There are some free keyboard shortcut utilities for windows around that let you assign a hotkey to toggle ontopness of the current window.

I solved that problem at work by... (1)

rnturn (11092) | about 8 years ago | (#15039653)

... using Windows a little as possible. I found the incessant interruptions from windows popping up at odd times totally unacceptable for doing anything that required any degree of concentration (coding, sysadmin tasks, etc.). Even if I could disable the pop-ups for, say, "a new email has arrived" -- which always had me grumbling "BFD! Email isn't a paging service!" -- there were the third-party applications that insist on popping up some darned window imploring me to upgrade or something or other. Even worse than the applications, though, is the IM software that everyone seems to want to have running all the time. Like phone calls, walk-ups, and your neighbor's phone calls are distractions enough.

I found a 2-port KVM and a Linux box on my desk to be the best solution to unwanted software interruptions. I can switch to The Beast a few times a day to do the things that absolutely must be done using that atrocity and spend the remainder of the time getting some real work done. Worth a try if you can swing it.

Fortunately for me, my work is 90+% UNIX-related and much of it cannot be easily done without odd software packages that the desktop support people wouldn't be able to support. (For those folks, Reflection X is considered an oddball app.) They're actually glad not to have me bugging them about those tools and I'm glad to not have to worry about the darned things getting clobbered by service packs, AV software, or the periodic reimaging that always seems to be necessary on a typical corporate PC.

Ratpoison (1)

(1+-sqrt(5))*(2**-1) (868173) | about 8 years ago | (#15039920)
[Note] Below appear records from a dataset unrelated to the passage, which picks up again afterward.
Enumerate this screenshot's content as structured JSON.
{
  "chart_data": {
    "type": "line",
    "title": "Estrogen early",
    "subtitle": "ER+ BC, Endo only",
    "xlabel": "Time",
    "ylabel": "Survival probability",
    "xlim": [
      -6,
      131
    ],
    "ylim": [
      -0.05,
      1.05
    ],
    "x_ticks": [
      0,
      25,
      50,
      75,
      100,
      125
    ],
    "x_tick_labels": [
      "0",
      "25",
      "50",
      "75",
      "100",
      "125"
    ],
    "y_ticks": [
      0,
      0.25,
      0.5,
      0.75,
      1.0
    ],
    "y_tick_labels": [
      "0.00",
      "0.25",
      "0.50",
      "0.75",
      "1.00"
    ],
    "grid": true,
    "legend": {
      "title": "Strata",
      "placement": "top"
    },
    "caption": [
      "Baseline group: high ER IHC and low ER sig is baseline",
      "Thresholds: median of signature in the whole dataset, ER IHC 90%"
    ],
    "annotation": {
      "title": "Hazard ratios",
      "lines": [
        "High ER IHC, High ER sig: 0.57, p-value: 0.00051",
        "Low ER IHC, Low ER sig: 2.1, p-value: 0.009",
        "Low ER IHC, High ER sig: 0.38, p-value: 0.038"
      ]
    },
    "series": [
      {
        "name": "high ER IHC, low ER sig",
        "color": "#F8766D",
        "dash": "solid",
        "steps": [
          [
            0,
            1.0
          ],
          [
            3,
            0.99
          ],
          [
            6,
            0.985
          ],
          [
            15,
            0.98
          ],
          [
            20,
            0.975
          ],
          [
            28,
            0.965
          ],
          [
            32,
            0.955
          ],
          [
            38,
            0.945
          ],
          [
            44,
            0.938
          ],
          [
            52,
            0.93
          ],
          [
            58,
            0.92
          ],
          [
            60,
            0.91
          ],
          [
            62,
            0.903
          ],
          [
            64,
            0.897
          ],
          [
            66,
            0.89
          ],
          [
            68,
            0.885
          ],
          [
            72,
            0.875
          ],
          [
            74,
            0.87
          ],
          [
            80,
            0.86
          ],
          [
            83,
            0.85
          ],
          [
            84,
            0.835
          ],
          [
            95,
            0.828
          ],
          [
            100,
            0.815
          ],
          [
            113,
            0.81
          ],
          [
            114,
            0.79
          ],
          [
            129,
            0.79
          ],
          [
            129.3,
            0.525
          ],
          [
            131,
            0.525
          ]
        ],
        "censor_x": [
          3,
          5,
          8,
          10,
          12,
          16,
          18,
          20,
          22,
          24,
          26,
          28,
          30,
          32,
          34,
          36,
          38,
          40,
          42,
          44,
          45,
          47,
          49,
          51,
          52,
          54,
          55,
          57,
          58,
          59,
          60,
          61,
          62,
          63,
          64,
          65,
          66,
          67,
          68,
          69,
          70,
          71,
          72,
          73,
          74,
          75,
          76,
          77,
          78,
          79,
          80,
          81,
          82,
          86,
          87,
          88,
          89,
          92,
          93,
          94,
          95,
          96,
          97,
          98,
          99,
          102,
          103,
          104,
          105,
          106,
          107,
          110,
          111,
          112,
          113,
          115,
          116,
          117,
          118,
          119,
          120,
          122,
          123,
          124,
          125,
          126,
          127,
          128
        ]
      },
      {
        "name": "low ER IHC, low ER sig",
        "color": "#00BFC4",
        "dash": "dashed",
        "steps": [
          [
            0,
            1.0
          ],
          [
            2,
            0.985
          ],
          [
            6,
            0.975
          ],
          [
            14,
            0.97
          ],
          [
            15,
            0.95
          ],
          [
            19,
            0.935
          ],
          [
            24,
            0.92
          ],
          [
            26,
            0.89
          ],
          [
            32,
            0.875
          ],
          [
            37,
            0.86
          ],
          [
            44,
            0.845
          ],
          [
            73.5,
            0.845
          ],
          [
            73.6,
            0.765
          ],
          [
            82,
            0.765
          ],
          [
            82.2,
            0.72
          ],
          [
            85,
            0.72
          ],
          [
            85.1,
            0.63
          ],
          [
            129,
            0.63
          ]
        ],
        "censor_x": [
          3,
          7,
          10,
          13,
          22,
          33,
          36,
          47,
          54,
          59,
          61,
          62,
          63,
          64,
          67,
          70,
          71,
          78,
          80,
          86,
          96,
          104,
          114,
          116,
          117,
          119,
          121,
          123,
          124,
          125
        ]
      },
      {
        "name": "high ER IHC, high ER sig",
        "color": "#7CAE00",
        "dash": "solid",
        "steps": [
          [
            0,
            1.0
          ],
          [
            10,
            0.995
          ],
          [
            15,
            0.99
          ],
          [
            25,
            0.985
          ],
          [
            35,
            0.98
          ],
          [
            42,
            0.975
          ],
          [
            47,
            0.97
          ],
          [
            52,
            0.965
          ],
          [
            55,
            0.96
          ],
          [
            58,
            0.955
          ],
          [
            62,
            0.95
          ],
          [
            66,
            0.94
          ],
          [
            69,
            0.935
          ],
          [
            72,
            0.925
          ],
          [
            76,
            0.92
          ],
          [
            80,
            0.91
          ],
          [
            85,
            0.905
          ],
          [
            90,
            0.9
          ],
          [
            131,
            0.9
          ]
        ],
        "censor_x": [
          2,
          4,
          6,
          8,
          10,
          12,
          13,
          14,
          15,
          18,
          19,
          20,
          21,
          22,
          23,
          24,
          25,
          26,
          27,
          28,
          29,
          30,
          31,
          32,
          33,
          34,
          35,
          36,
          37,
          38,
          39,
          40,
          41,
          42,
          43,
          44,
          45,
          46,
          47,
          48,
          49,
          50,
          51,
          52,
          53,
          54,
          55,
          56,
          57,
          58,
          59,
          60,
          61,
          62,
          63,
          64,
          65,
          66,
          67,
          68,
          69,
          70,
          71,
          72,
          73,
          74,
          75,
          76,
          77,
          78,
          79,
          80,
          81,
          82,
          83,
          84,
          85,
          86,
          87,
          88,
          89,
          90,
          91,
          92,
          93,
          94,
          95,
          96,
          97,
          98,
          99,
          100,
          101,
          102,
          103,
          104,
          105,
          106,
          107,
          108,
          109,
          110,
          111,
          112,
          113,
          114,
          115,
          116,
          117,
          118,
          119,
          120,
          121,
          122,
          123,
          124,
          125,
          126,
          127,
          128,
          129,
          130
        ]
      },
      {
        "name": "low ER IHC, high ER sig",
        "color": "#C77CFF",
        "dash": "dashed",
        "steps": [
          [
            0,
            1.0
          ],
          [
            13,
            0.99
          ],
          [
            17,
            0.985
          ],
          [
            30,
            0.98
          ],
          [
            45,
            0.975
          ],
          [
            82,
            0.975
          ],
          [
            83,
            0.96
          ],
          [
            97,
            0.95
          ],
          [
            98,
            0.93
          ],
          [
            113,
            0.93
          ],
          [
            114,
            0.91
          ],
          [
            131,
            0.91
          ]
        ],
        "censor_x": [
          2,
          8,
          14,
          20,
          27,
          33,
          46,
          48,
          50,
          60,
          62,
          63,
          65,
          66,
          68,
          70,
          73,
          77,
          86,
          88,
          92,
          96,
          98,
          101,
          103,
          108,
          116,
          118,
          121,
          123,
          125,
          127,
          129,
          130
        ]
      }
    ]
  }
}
Ratpoison [nongnu.org] is by autists, for autists; to quote from whose founder:
The reason you want to avoid the rodent is that when your coding while chemically modified you will want to minimize any possible distraction or break in concentration. The slightest wavering in your attention will easily explode into a ten minute setback. If you can keep yourself on-track then I find that productivity is greatly increased, and with the properly trained mindset bug density on first pass is usually drastically decreased.

Easy solution: Switch (0)

Anonymous Coward | about 8 years ago | (#15040460)

In Mac OS X, well-behaved apps show that they need your attention by bouncing the Dock icon a few times (even if the dock is hidden, the icon pops up a few dozen pixels from the bottom of the screen) and, depending on the app, might make an error sound. Poorly behaved apps steal focus and annoy you, but those are easy enough to delete (just drag them to the trash can) and replace with something better. It's one of the small features of Mac OS X that makes me hate using Windows, because everything keeps trying to interrupt me while I work. OS X does make you a spoiled brat.